According to the Associated Press, people searching for Nelson found her body on Wednesday. On Monday and Tuesday, bad weather made it difficult to search and find her.
Sources said Nelson’s sponsor, The North Face, confirmed a high-line descent from a rescue helicopter was used to retrieve Nelson’s body.
Sources say Nelson’s body was flown by helicopter to a hospital in Kathmandu, the capital of Nepal, so doctors could perform an autopsy.
The New York Times said Nelson and her partner, Jim Morrison, climbed Mount Manaslu, the world’s eighth-highest mountain, with three Sherpa guides on Monday. Then they tried to ski down from the top.
Outside magazine said that a quarter of an hour after Nelson and Morrison started skiing, the group radioed the manager of the company planning the trip to say that Nelson appeared to have fallen into a 2,000-foot crevasse.
“The couple reached the actual peak of Manaslu at 11.30 am local time. And about 15 minutes later I got a call from our staff at base camp that the blade on her skis had slipped and [she] fell on the other side of the peak,” Jiban Ghimire, managing director of Shangri-La Nepal Trek told Outside on Monday.
On Monday, an unnamed eyewitness told The Himalayan Times that during the incident, Nelson appeared to have fallen about 80 feet into the crevasse.
Fernanda Maciel, a runner from Brazil who was also on the mountain on Monday, said in an Instagram post on Tuesday that Nelson went missing after being caught in an avalanche near the summit of Manaslu.
Maciel wrote in the post’s caption that she returned down the mountain after a separate avalanche on Manaslu killed one climber and injured 14 others, The Times reported.
“More than 6 people are injured. And worst of all, @hilareenelson was caught in another avalanche just below the summit,” Maciel wrote, adding that she spent time with Morrison on Monday as they tried to find a helicopter to conduct a rescue mission.
Maciel wrote in a post on Tuesday: “Jim just got on a helicopter to try to find [Nelson] on the mountain.”

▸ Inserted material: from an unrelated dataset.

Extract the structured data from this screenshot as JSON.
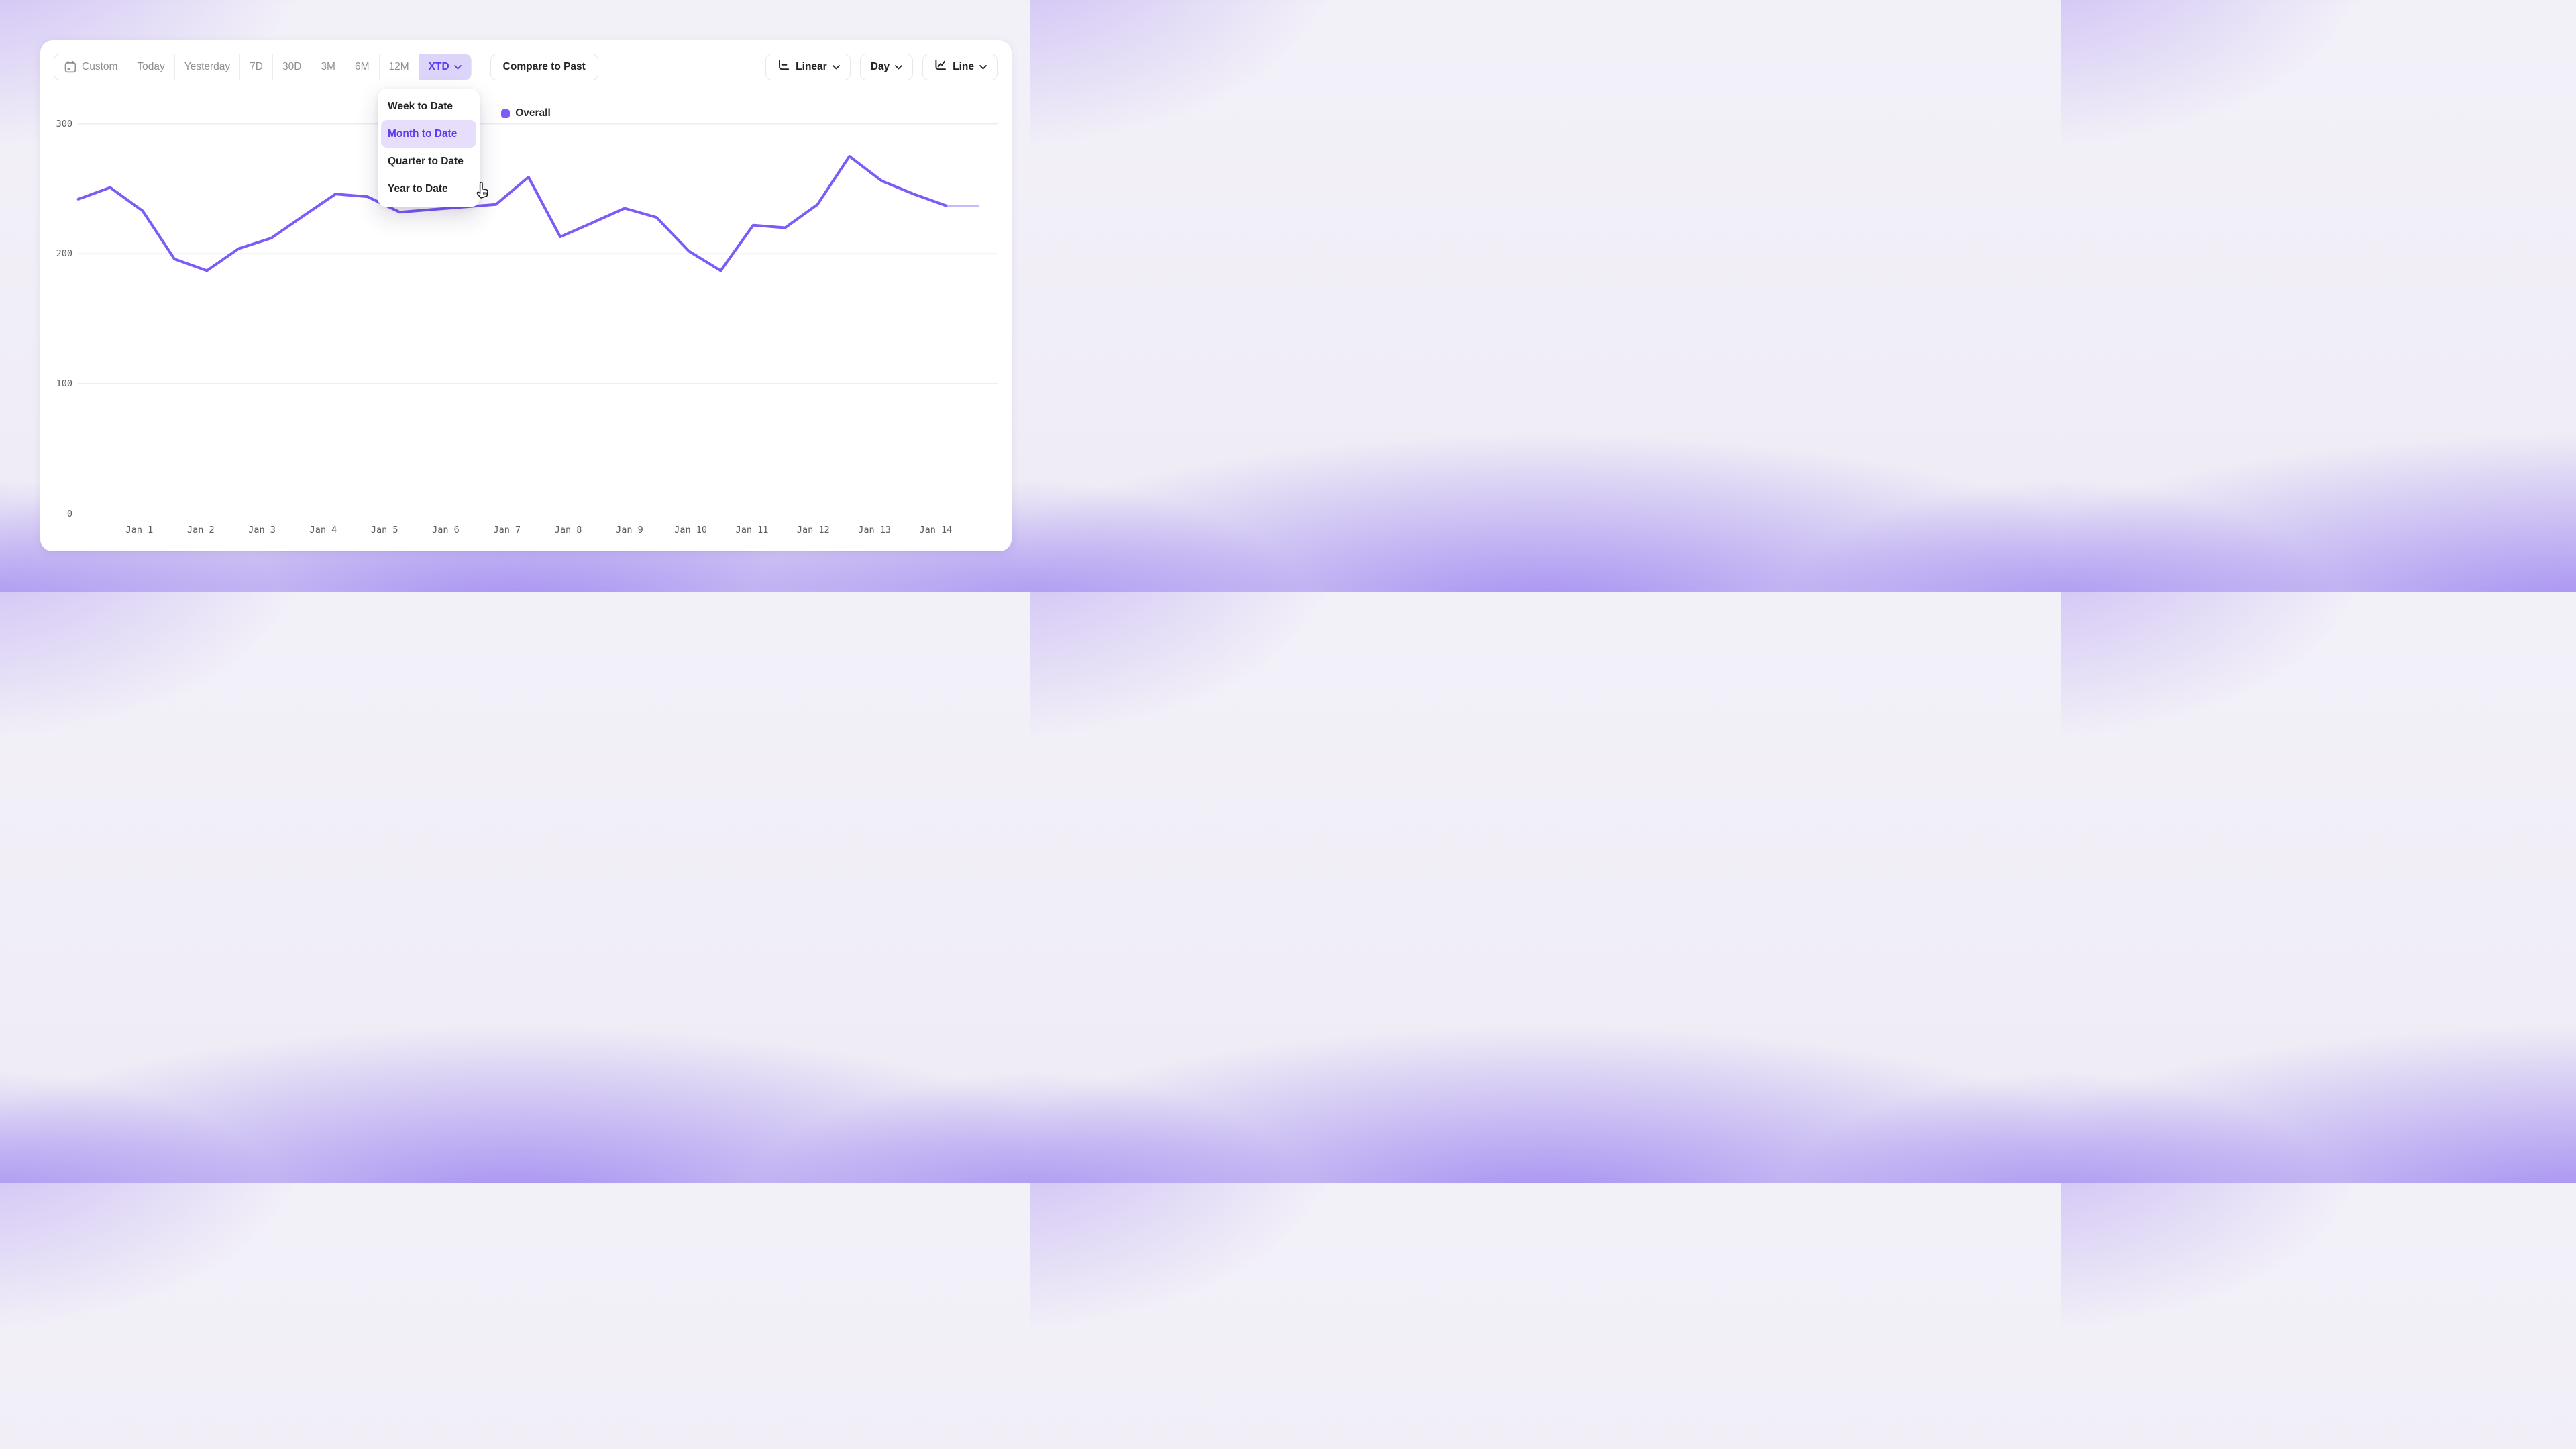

Nelson, who is from Telluride, Colorado, was the first woman to climb two 8,000-meter mountains in 24 hours. She did this when she climbed Mount Everest and Lhotse, the fourth highest peak in the world, which is nearby.
Nelson, a mother of two, and Morrison were the first people to ski down from the summit of Lhotse in 2018. Nelson’s website, which has not yet been updated with news about her body, says she was declared an adventurer of the year 2018 by National Geographic.
The website states that Nelson was a “passionate supporter of wild places such as the Arctic National Wildlife Refuge and adheres to the philosophy that these places are of great importance to the well-being of both the planet and the human psyche.”